Lesson Plan

• Describe the definitions of the six trigonometric functions in a right‑angled triangle.
• Derive the quotient, reciprocal, Pythagorean, co‑function and even‑odd identities using standard algebraic steps.
• Apply these identities to construct clear, step‑by‑step proofs of given trigonometric statements.
• Solve moderate‑difficulty proof problems accurately and justify each transformation.

• Projector and screen
• Whiteboard and markers
• Printed handout of the identity summary table
• Worksheet with practice proof questions
• Scientific calculators
• Ruler and protractor for triangle sketches

Begin with a quick recall of how sine and cosine are defined from a right‑angled triangle, linking this to students’ prior work on basic trigonometric ratios. Explain that today’s focus is on proving the deeper relationships that connect all six functions. State the success criteria: students will be able to demonstrate each identity and use them in a proof.

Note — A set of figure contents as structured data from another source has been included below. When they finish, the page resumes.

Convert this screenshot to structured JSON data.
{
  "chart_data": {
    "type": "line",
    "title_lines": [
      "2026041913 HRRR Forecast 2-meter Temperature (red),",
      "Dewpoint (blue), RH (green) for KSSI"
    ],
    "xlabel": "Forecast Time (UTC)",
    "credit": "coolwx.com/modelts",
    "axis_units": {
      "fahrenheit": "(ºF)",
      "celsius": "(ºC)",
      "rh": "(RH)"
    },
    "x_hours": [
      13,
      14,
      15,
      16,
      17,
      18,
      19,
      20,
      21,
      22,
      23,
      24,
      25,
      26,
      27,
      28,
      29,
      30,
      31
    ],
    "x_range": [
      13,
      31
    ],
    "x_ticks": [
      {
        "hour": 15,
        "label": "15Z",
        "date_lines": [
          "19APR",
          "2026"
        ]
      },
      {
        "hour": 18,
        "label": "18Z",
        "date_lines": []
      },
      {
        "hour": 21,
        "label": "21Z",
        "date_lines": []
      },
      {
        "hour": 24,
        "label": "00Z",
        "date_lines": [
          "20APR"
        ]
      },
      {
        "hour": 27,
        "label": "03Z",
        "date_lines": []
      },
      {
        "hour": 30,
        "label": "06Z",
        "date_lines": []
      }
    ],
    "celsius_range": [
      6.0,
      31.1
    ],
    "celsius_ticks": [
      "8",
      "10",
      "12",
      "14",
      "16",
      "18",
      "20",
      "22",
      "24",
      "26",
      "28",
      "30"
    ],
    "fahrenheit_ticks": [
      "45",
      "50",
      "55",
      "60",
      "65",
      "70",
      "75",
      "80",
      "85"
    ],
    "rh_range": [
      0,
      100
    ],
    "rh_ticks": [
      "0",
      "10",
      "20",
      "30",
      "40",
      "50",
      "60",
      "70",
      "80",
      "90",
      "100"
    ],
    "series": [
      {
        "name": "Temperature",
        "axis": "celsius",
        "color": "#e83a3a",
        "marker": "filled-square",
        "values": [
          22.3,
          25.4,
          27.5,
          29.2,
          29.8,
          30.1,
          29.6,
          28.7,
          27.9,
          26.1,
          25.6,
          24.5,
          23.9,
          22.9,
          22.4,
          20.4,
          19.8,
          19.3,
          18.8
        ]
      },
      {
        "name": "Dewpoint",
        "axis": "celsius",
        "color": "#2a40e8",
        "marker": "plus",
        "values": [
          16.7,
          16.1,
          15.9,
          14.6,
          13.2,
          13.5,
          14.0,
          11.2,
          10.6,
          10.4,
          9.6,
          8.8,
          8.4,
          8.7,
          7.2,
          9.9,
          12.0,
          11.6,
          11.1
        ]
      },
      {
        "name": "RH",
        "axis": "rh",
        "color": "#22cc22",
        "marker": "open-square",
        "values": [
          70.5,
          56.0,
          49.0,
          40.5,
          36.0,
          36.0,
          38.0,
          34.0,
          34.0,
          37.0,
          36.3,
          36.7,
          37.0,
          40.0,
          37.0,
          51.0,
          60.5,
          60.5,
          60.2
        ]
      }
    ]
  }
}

1. Do‑Now (5 min): short quiz on the six function definitions.
2. Mini‑lecture (10 min): introduce quotient and reciprocal identities with quick examples.
3. Guided proof (15 min): derive the Pythagorean identities using the $a^{2}+b^{2}=c^{2}$ triangle.
4. Collaborative activity (10 min): groups explore co‑function and even‑odd identities on the unit circle, presenting their reasoning.
5. Independent practice (15 min): students work on the three proof questions from the notes, teacher circulates for support.
6. Exit ticket (5 min): each student writes one identity proof they found most challenging and how they resolved it.

Summarise how the six families of identities interrelate and why they are powerful tools for simplifying trigonometric expressions. Collect exit tickets to gauge understanding, and assign the remaining worksheet problems as homework for further practice.